According to USDA statistics, dairy farmers in Minnesota and Wisconsin have produced as much as 3.3 billion pounds of milk each month during the past year. Despite the production volume, milk prices have come up somewhat in 2017, hovering around $18 to $19 per hundredweight compared with prices as low as $16 per hundredweight during the winter of 2016.

The market for dairy products is in a catch-22, Trempealeau County Extension agriculture agent Steve Okonek said early this year. The traditional response to a glut of product is to cull cows, but many farmers have high fixed costs, such as barns and parlors that cost money even if there are no animals, and he predicted production will continue to grow steadily, regardless of demand.

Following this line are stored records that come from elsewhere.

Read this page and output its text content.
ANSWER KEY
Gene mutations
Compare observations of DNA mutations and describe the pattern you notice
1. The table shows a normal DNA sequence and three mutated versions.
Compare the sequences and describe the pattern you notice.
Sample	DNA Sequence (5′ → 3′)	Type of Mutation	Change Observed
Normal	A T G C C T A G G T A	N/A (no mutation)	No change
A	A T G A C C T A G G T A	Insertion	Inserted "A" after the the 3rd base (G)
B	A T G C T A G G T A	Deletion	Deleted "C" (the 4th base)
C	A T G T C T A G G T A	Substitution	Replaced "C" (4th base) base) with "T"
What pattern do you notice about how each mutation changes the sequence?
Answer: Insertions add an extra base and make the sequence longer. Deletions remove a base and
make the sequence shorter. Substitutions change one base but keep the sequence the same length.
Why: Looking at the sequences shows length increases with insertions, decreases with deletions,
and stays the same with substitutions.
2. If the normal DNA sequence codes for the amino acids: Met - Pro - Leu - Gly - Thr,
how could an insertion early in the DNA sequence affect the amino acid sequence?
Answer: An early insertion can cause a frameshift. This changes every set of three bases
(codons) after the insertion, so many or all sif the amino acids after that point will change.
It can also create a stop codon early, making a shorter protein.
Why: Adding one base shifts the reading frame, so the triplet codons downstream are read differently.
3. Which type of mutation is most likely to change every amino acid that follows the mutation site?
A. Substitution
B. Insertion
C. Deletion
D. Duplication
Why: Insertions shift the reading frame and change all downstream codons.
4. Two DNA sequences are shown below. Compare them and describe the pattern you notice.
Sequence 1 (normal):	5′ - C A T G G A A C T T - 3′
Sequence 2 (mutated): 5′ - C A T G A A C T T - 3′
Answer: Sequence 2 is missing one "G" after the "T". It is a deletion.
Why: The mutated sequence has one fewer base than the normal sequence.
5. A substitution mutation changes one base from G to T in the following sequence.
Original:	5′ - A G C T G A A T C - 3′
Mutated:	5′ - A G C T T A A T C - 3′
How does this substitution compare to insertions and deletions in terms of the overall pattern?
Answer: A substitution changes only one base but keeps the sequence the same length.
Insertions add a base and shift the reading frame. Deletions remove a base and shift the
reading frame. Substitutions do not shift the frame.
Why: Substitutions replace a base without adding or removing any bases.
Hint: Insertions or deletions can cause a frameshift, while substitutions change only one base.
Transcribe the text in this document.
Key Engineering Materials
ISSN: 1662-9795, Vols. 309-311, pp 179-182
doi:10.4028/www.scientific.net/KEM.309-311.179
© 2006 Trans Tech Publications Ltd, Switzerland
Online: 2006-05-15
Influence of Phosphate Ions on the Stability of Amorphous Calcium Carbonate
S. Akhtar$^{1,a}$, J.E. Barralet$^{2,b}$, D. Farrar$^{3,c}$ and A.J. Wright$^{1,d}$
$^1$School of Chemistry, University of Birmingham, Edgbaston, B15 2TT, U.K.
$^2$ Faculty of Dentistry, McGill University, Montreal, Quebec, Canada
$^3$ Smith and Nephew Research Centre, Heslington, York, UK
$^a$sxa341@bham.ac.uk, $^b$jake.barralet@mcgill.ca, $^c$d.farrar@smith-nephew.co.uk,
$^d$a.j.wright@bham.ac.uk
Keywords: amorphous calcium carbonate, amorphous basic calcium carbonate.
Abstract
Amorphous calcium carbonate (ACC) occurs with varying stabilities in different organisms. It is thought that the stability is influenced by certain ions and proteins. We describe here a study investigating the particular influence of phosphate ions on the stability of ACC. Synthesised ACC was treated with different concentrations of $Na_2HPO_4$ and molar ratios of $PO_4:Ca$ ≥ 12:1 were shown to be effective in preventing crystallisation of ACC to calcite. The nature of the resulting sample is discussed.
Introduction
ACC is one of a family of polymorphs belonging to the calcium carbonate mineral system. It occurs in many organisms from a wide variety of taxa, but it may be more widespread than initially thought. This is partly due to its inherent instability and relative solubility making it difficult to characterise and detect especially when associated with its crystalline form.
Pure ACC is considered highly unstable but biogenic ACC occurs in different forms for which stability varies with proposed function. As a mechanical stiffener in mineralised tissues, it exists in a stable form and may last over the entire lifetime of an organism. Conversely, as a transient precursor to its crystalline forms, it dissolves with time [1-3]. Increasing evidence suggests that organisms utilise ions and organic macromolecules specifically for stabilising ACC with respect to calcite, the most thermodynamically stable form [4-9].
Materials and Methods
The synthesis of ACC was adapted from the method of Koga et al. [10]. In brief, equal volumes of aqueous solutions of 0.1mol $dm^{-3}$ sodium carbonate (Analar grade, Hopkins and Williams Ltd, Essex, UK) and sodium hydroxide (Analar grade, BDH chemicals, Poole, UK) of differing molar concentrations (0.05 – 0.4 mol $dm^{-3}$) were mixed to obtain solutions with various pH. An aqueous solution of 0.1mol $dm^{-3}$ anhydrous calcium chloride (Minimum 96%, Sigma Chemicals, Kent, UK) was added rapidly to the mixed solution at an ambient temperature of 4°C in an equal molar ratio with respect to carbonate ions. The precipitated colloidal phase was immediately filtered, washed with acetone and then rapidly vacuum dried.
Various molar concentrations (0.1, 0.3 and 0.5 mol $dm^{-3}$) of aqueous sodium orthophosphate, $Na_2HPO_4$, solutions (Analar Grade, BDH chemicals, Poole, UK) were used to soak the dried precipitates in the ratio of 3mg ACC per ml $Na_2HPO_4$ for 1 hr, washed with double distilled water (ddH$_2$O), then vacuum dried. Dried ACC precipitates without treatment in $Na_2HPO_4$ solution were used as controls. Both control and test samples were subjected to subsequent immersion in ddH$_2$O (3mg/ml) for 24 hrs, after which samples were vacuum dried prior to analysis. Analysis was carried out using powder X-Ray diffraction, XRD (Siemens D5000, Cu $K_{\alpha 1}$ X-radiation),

“There is more incentive to produce more,” he said. “If it’s not worth anything, you have to make a lot of it.”

From Johnson’s perspective, the biggest culprit in the overproduction of milk is the large supply of cheap labor, especially undocumented immigrants. Many of his neighbors employ Hispanic labor, he said, which allows them to increase production much more cheaply than his family farm can.

He also said he wasn’t too thrilled about companies’ reliance on foreign markets to sell their products. These kinds of markets aren’t very stable, he said, so when countries such as Canada change their tariffs or policies, it can have a big impact on the market.

“I’m very concerned about the future of the farm,” Johnson said. “Paul (my son) was looking forward to making a livelihood in this.”